Big Data for the Common Good
The prospects of utilizing big data sets originating from governmental agencies are growing by leaps and bounds, and providing tantalizing new possibilities for bolstering not only private profits, but the public good as well. In just the last week, progress has been made with open data initiatives not only in the U.S., but Europe too.
Last week, the White House Office of Science and Technology Policy (OSTP) and the federal government’s Networking and Information Technology R&D (NITRD) program hosted a “Data to Knowledge to Action” event in Washington D.C. The event was attended by representatives from dozens of governmental agencies, universities, non-profit organizations, and technology vendors, such as Teradata, Splunk, and IBM.
At the event, the OSTP announced it’s sponsoring a second round of big data projects that build off the first round unveiled in March 2012. That first event made big headlines, and also brought some big bucks to bear when the Obama Administration committed $200 million to help build big data projects.
This time around, the OSTP highlighted four new big data projects in particular that should improve the lives of Americans by focusing on areas such as cancer research, geointellingece, economics, linguistics, and dozens more being driven by companies and organizations attending the event.
For starters, the OSTP is throwing its support behind CancerLinQ, a five-year, $80-million initiative aimed at establishing a network to centrally record the outcomes of cancer treatments around the country. Currently, good detailed information about cancer treatments and outcomes is only available through the 3 percent of cancer patients who participate in clinical trials. CancerLinQ aims to bring unlock information on the other 97 percent to improve the field of oncology.
Another project aims to increase the rates of those participating in clinical trials. According to the OSTP, just half of all clinical trials fail to reach their recruitment targets. To help with the situation, a group of drug companies (including Novartis, Pfizer, and Eli Lilly and Co.) are coming together to improve the clinicaltrials.gov website by providing more detailed and patient-friendly information about available trials.
The Earth sciences get a boost from a new collaboration between NASA and Amazon Web Services (AWS) to make space-based data about the Earth widely available to the public over the Internet. The OSTP says this will bolster projects like Citizen Science Alliance’s Zooniverse.org, a website for crowd-sourcing solutions to scientific problems that involve lots and lots of data.
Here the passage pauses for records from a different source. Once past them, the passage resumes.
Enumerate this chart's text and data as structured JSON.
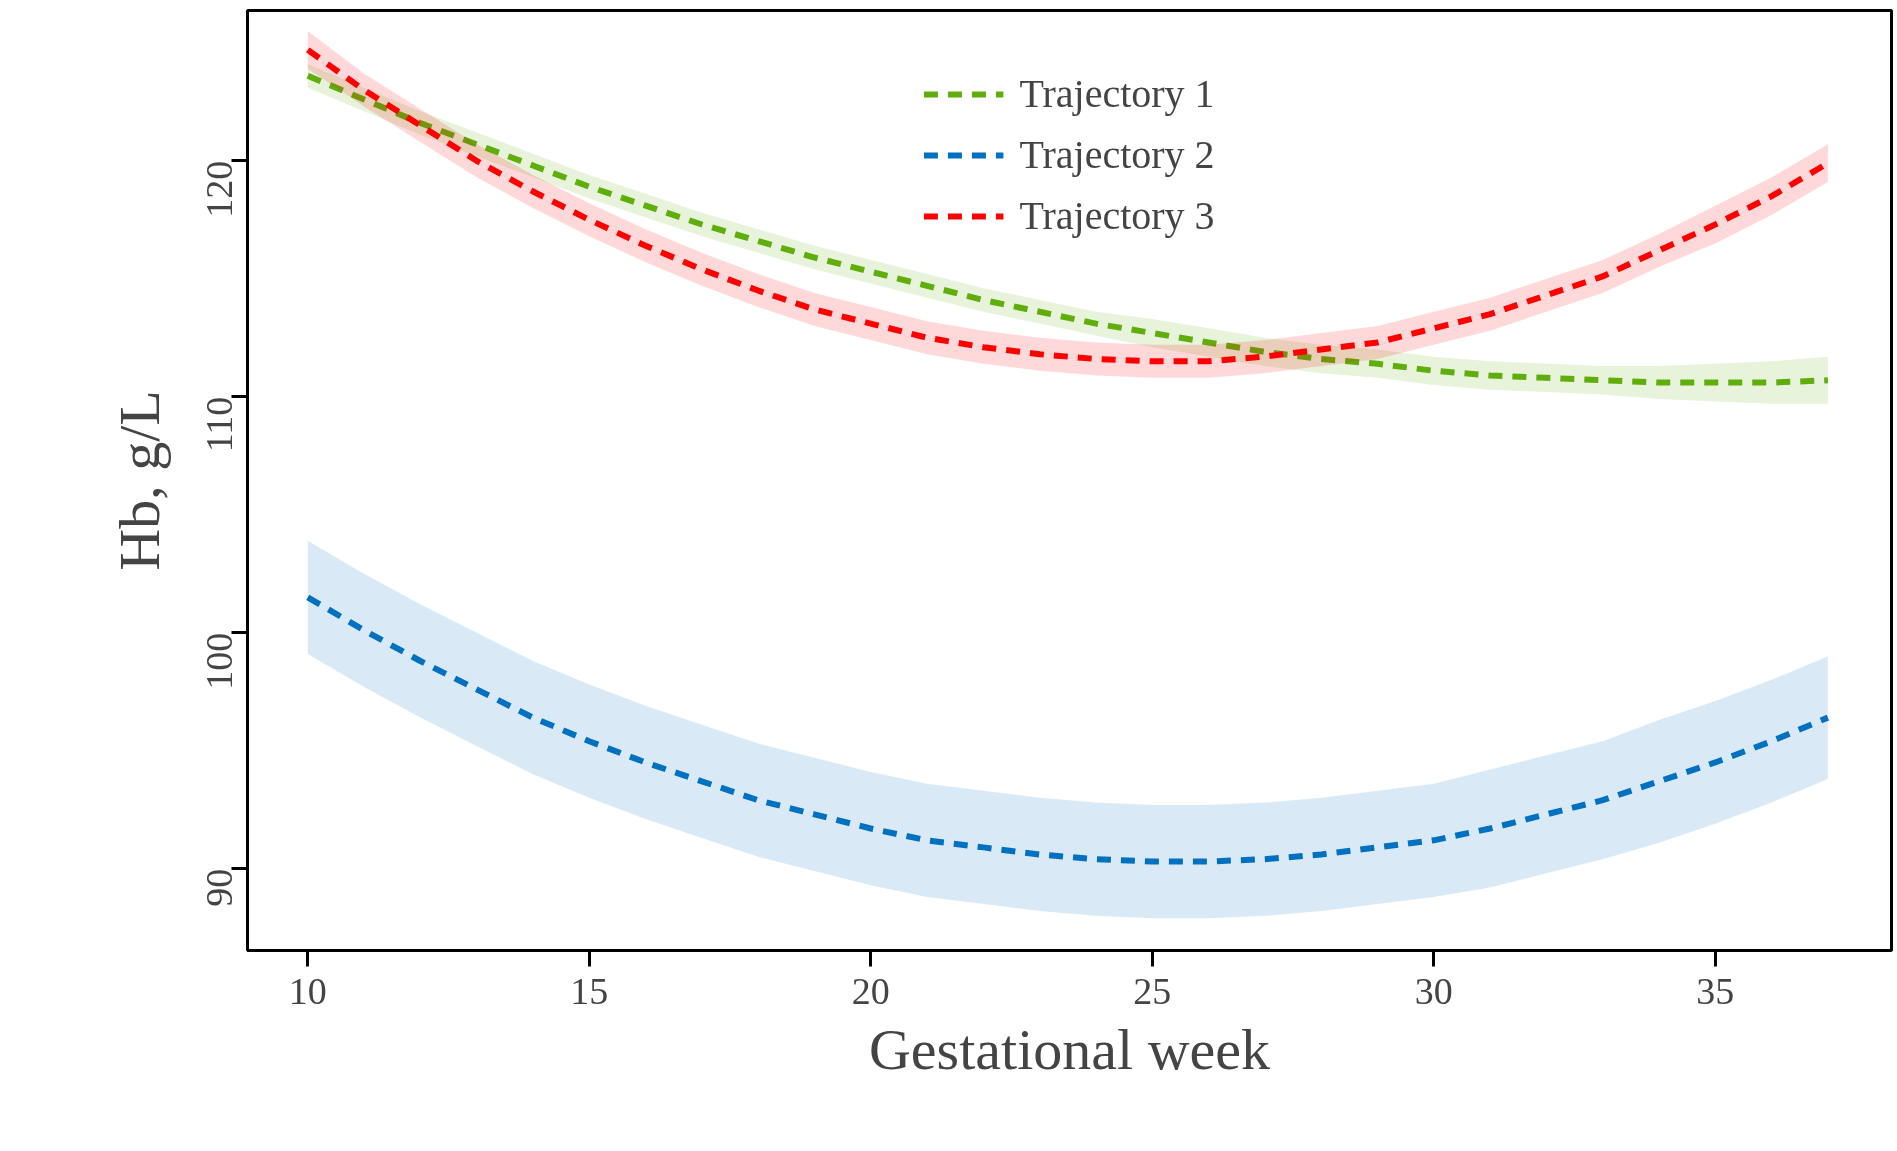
{
  "chart_data": {
    "type": "line",
    "xlabel": "Gestational week",
    "ylabel": "Hb, g/L",
    "x": [
      10,
      11,
      12,
      13,
      14,
      15,
      16,
      17,
      18,
      19,
      20,
      21,
      22,
      23,
      24,
      25,
      26,
      27,
      28,
      29,
      30,
      31,
      32,
      33,
      34,
      35,
      36,
      37
    ],
    "xlim": [
      8.93,
      38.13
    ],
    "ylim": [
      86.53,
      126.37
    ],
    "xticks": [
      10,
      15,
      20,
      25,
      30,
      35
    ],
    "yticks": [
      90,
      100,
      110,
      120
    ],
    "grid": false,
    "legend": "top",
    "line_style": "dashed",
    "marker": "none",
    "series": [
      {
        "name": "Trajectory 1",
        "color": "#5fae0c",
        "values": [
          123.6,
          122.6,
          121.6,
          120.7,
          119.8,
          118.9,
          118.1,
          117.3,
          116.6,
          115.9,
          115.3,
          114.7,
          114.1,
          113.6,
          113.1,
          112.7,
          112.3,
          111.9,
          111.6,
          111.4,
          111.1,
          110.9,
          110.8,
          110.7,
          110.6,
          110.6,
          110.6,
          110.7
        ],
        "lower": [
          123.1,
          122.1,
          121.1,
          120.2,
          119.3,
          118.4,
          117.6,
          116.8,
          116.1,
          115.4,
          114.8,
          114.2,
          113.6,
          113.1,
          112.6,
          112.1,
          111.7,
          111.3,
          111.0,
          110.8,
          110.5,
          110.3,
          110.2,
          110.1,
          109.9,
          109.8,
          109.7,
          109.7
        ],
        "upper": [
          124.1,
          123.1,
          122.1,
          121.2,
          120.3,
          119.4,
          118.6,
          117.8,
          117.1,
          116.4,
          115.8,
          115.2,
          114.6,
          114.1,
          113.6,
          113.3,
          112.9,
          112.5,
          112.2,
          112.0,
          111.7,
          111.5,
          111.4,
          111.3,
          111.3,
          111.4,
          111.5,
          111.7
        ]
      },
      {
        "name": "Trajectory 2",
        "color": "#0070c0",
        "values": [
          101.5,
          100.1,
          98.8,
          97.6,
          96.4,
          95.4,
          94.5,
          93.7,
          92.9,
          92.3,
          91.7,
          91.2,
          90.9,
          90.6,
          90.4,
          90.3,
          90.3,
          90.4,
          90.6,
          90.9,
          91.2,
          91.7,
          92.3,
          92.9,
          93.7,
          94.5,
          95.4,
          96.4
        ],
        "lower": [
          99.1,
          97.7,
          96.4,
          95.2,
          94.0,
          93.0,
          92.1,
          91.3,
          90.5,
          89.9,
          89.3,
          88.8,
          88.5,
          88.2,
          88.0,
          87.9,
          87.9,
          88.0,
          88.2,
          88.5,
          88.8,
          89.2,
          89.8,
          90.4,
          91.1,
          91.9,
          92.8,
          93.8
        ],
        "upper": [
          103.9,
          102.5,
          101.2,
          100.0,
          98.8,
          97.8,
          96.9,
          96.1,
          95.3,
          94.7,
          94.1,
          93.6,
          93.3,
          93.0,
          92.8,
          92.7,
          92.7,
          92.8,
          93.0,
          93.3,
          93.6,
          94.2,
          94.8,
          95.4,
          96.3,
          97.1,
          98.0,
          99.0
        ]
      },
      {
        "name": "Trajectory 3",
        "color": "#ff0000",
        "values": [
          124.7,
          123.0,
          121.5,
          120.0,
          118.7,
          117.5,
          116.4,
          115.4,
          114.5,
          113.7,
          113.1,
          112.5,
          112.1,
          111.8,
          111.6,
          111.5,
          111.5,
          111.7,
          112.0,
          112.3,
          112.9,
          113.5,
          114.3,
          115.1,
          116.2,
          117.3,
          118.5,
          119.9
        ],
        "lower": [
          123.9,
          122.3,
          120.8,
          119.3,
          118.0,
          116.8,
          115.7,
          114.7,
          113.8,
          113.0,
          112.4,
          111.8,
          111.4,
          111.1,
          110.9,
          110.8,
          110.8,
          111.0,
          111.3,
          111.6,
          112.2,
          112.8,
          113.6,
          114.4,
          115.5,
          116.5,
          117.7,
          119.1
        ],
        "upper": [
          125.5,
          123.7,
          122.2,
          120.7,
          119.4,
          118.2,
          117.1,
          116.1,
          115.2,
          114.4,
          113.8,
          113.2,
          112.8,
          112.5,
          112.3,
          112.2,
          112.2,
          112.4,
          112.7,
          113.0,
          113.6,
          114.2,
          115.0,
          115.8,
          116.9,
          118.1,
          119.3,
          120.7
        ]
      }
    ]
  }
}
You can read more about the NASA-AWS collaboration here.
The fourth new OSTP-backed initiative involves DataKind, a non-profit organization that that aims to match data scientists with non-profit and non-governmental organizations. Hadoop-distributor Pivotal has agreed to work with DataKind to help social organizations make better use of their big data sets. DataKind is also going to work with The Mission Continues, which aims to match military veterans with jobs, and Medic Mobile, a group that attempts to improve the health of under-serviced and disconnected communities.
Projects such as these improve the odds for making novel scientific discoveries, says Suzi Iacono, co-chair of NITRD’s Big Data Senior Steering Group. “We are seeing progress on so many fronts,” she says. “For example, developing the foundations of scalable algorithms, integrating human and machine reasoning in large-scale inferences, extracting knowledge from large, diverse, and complex data sets, and altogether facilitating powerful new approaches to discovery and decision-making.”
Another big data group making waves in the public sphere is the UK-based Open Data Institute. Speaking at the Strata Conference in London event last week, Gavin Starks, the CEO of ODI, said he is seeing progress made in open data initiatives around the world.
“I was heartened when the G8 signed an open data charter,” he says in a keynote. “And it was an astonishing thing to see ‘machine readable’ in a presidential order,” referring to President Obama’s May 9 executive order that all government data that is posted for free public use on the data.gov must be in a machine-readable format.
|Open Data Initiative CEO Gavin Starks|
“But it’s not just about government,” Starks says. “It’s part of a global trend towards a government 2.0 landscape, but it’s broadening. We’ve seen at the ODI commercial companies like Virgin, Rackspace, and Deloitte.”
These for-profit companies realize they have much to gain by opening up their big data troves and sharing the riches for the benefit of humanity. “There’s a real positive intent,” Starks says. “Surprisingly we’ve had organizations come to us and say, ‘We have these data sets. We’re not innovating as much as we could. If we make it open, how can we make it open to help a broader community engage with our information?'”
Recently, the ODI announced a new program that enables any organization–including for-profit ventures as well as non-profit entities–to set up their own open data organization, which are dubbed ODI nodes. Currently there are 13 ODI nodes around the world, ranging from Chicago to Moscow.
The goal is to deliver more transparency not only with government, but with corporations as well. “To help people build trust, I think, is the key outcome that people are looking for,” Starks says. “How can we build trust with organizations that we’re dealing with?”